PRINCETON, NJ — At 82%, the percentage of Americans’ expressing high confidence in the U.S. military has returned to where it was at the beginning of the Iraq war in 2003. Public confidence in the military is up 11 percentage points from a year ago, and nearly matches the record-high 85% found during the 1991 Gulf War.
Even with the military’s relatively low confidence ratings from 2004 through 2007 — a period of broad public doubt about U.S. success in Iraq — the organization has ranked No. 1 or No. 2 in Gallup’s annual Confidence in Institutions list almost every year since the measure was instituted in 1973, and has been No. 1 continuously since 1998.
According to the June 14-17 survey, small business ranks second among the 16 institutions tested this year, with a 67% confidence rating. The next-most-highly regarded U.S. institutions are the police, the church or organized religion, and the presidency. All of these entities elicit high confidence from a majority of Americans.
Public confidence in the presidency has risen by 25 points over the past year, exceeding the 11-point increase in confidence in the military. The percentage of Americans saying they have a great deal or quite a lot of confidence in the presidency has in fact doubled since June 2008, from 26% to 51%. This is directly correlated with President George W. Bush’s 30% approval rating at this time a year ago, and Barack Obama’s 58% rating in the mid-June survey. Historically, Gallup has found that confidence ratings for the presidency are closely linked with the job approval ratings of the sitting president.
Only the top five rated U.S. institutions this year inspire high confidence from a majority of Americans. The sixth-ranked institution is the Supreme Court, with a 39% rating, and the scores descend from there.
The lowest-ranking institutions in 2009 are big business and Congress. The 16% confidence rating for big business is the record worst for that institution, falling below the previous 18% low found in 2006 and 2007. By contrast, confidence in small business is up seven points, from 60% to 67%. As a result, there is now a 51-point difference in the confidence ratings of big business and small business, the largest gap seen between them in the five occasions both groups were included in the Confidence in Institutions list.
While still low at 17%, confidence in Congress is up slightly from the 12% recorded last year (consistent with the improvement seen in congressional job approval). That figure was not only the record low for Congress, but the lowest for any institution in the three decades of Gallup polling on this question.

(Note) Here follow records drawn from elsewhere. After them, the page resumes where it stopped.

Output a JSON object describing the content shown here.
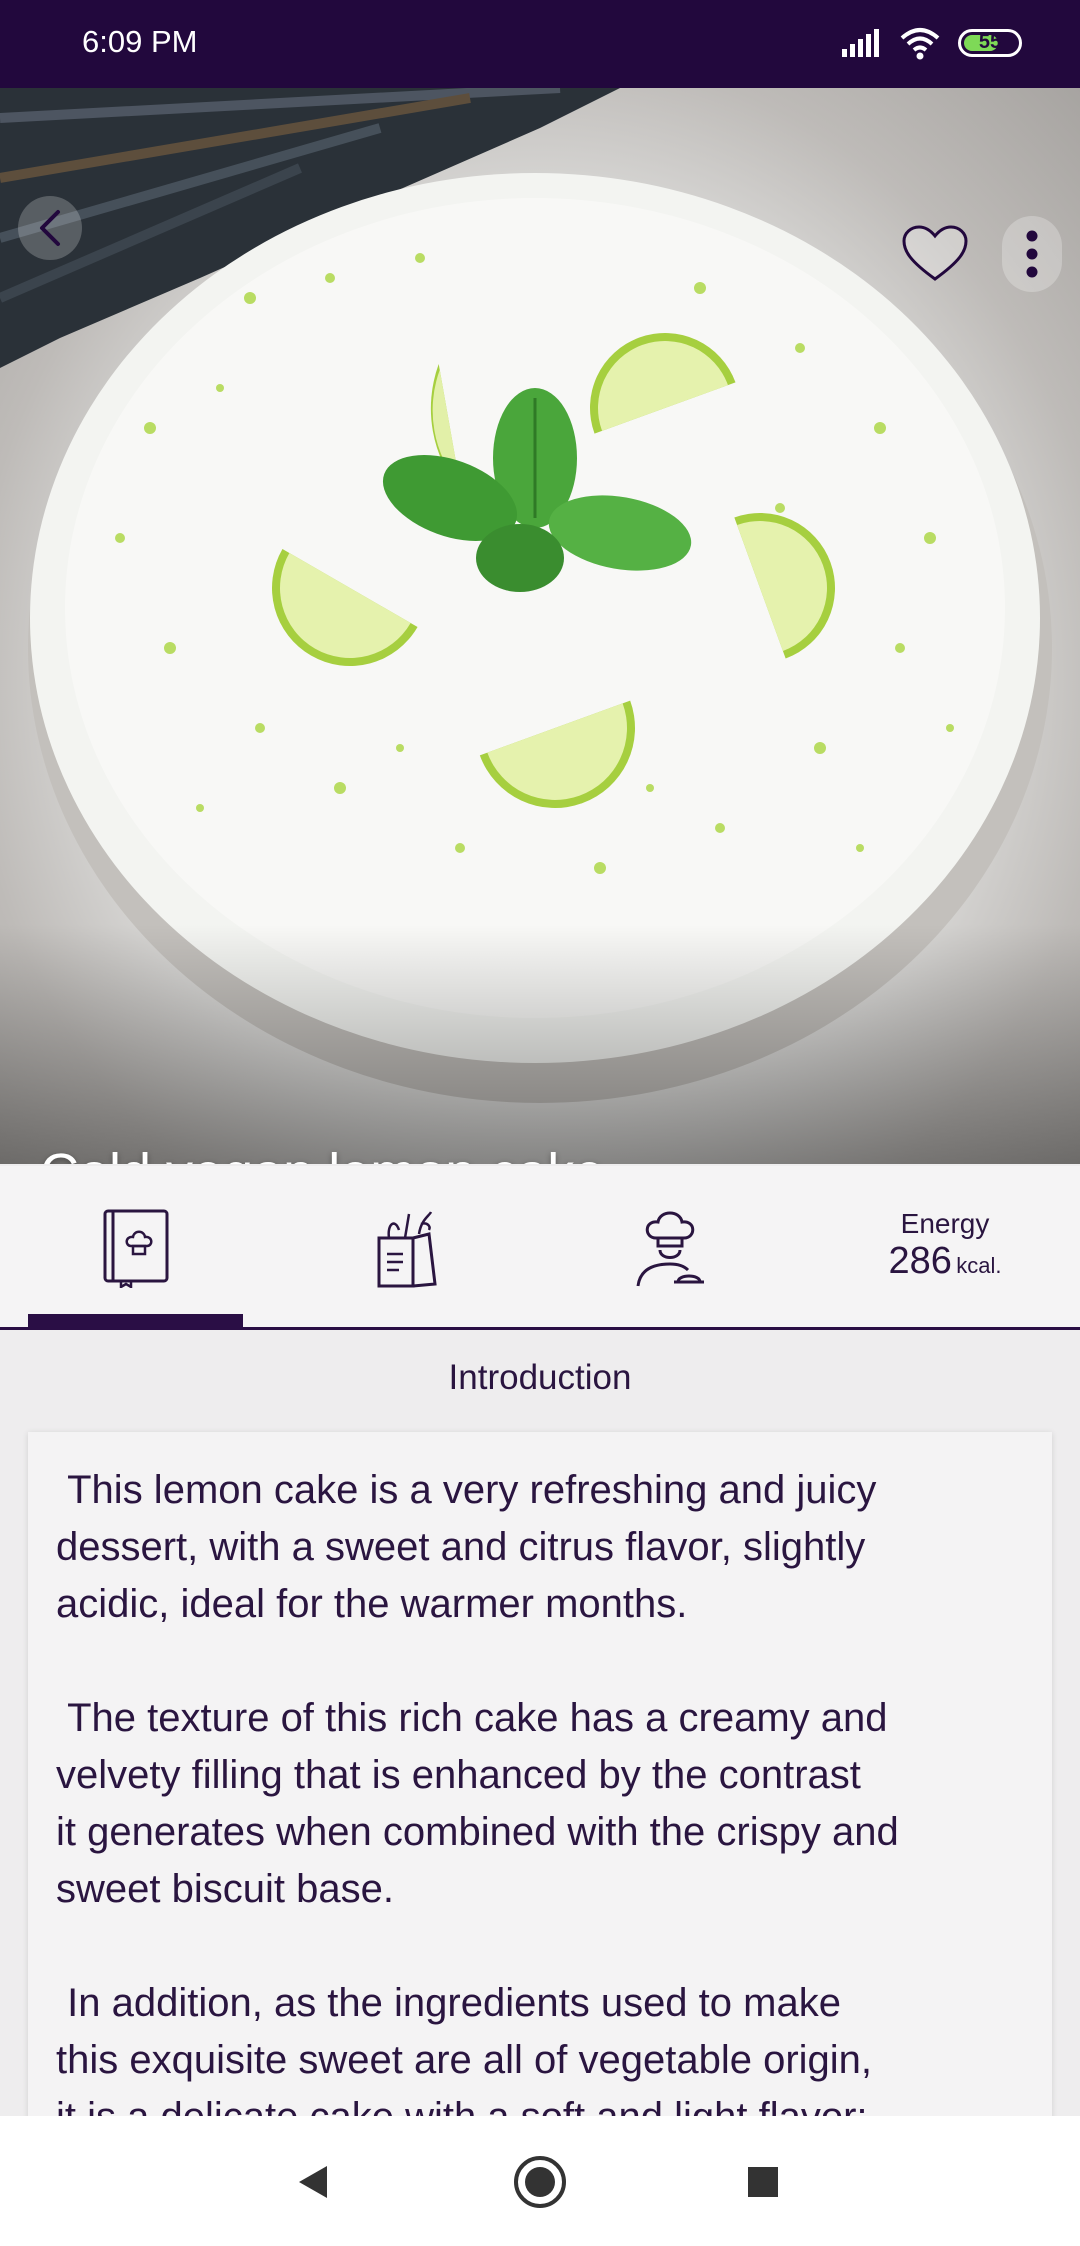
{
  "status_bar": {
    "time": "6:09 PM",
    "battery": "55",
    "icons": [
      "signal-icon",
      "wifi-icon",
      "battery-icon"
    ]
  },
  "header": {
    "back_icon": "chevron-left-icon",
    "favorite_icon": "heart-outline-icon",
    "more_icon": "more-vertical-icon",
    "title": "Cold vegan lemon cake"
  },
  "tabs": [
    {
      "icon": "recipe-book-icon",
      "selected": true
    },
    {
      "icon": "ingredients-bag-icon",
      "selected": false
    },
    {
      "icon": "chef-icon",
      "selected": false
    }
  ],
  "energy": {
    "label": "Energy",
    "value": "286",
    "unit": "kcal."
  },
  "section": {
    "title": "Introduction"
  },
  "introduction": " This lemon cake is a very refreshing and juicy\ndessert, with a sweet and citrus flavor, slightly\nacidic, ideal for the warmer months.\n\n The texture of this rich cake has a creamy and\nvelvety filling that is enhanced by the contrast\nit generates when combined with the crispy and\nsweet biscuit base.\n\n In addition, as the ingredients used to make\nthis exquisite sweet are all of vegetable origin,\nit is a delicate cake with a soft and light flavor;",
  "colors": {
    "primary": "#22083d",
    "accent_text": "#2a1540",
    "lime": "#b9dc63",
    "mint": "#4aa63b"
  },
  "nav": [
    "back-triangle-icon",
    "home-circle-icon",
    "recents-square-icon"
  ]
}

Thus, of the three branches of government, the presidency currently engenders the most confidence from Americans, followed by the Supreme Court and then Congress.
Summing Up Changes
The transition from the generally unpopular presidency of George W. Bush to the broadly popular presidency of Barack Obama has had a clear impact on Americans’ willingness to express high levels of confidence in the presidency, and most likely also explains the smaller confidence boosts seen for other aspects of government, including Congress, the Supreme Court, the criminal justice system, and the public schools.
The increase in the already-high confidence levels in the military could be the result of several factors, including the improved political and military situation in Iraq and the setting of target dates for the withdrawal of most U.S. troops from that country.
The near-collapse of U.S. financial markets last fall and recent bankruptcies within the auto industry are obviously key contributors to reduced confidence in big business and banks. The increased confidence Americans show toward small business may simply be the natural result of contrasting small business with big business.
The only other significant change is a five-point increase in confidence in Health Maintenance Organizations, from 13% to 18%. Confidence in television news, newspapers, organized labor, the police, the medical system, and the church is unchanged.
Results are based on telephone interviews with 1,011 national adults, aged 18 and older, conducted June 14-17, 2009. For results based on the total sample of national adults, one can say with 95% confidence that the maximum margin of sampling error is ±3 percentage points.
Interviews are conducted with respondents on land-line telephones (for respondents with a land-line telephone) and cellular phones (for respondents who are cell-phone only).
In addition to sampling error, question wording and practical difficulties in conducting surveys can introduce error or bias into the findings of public opinion polls.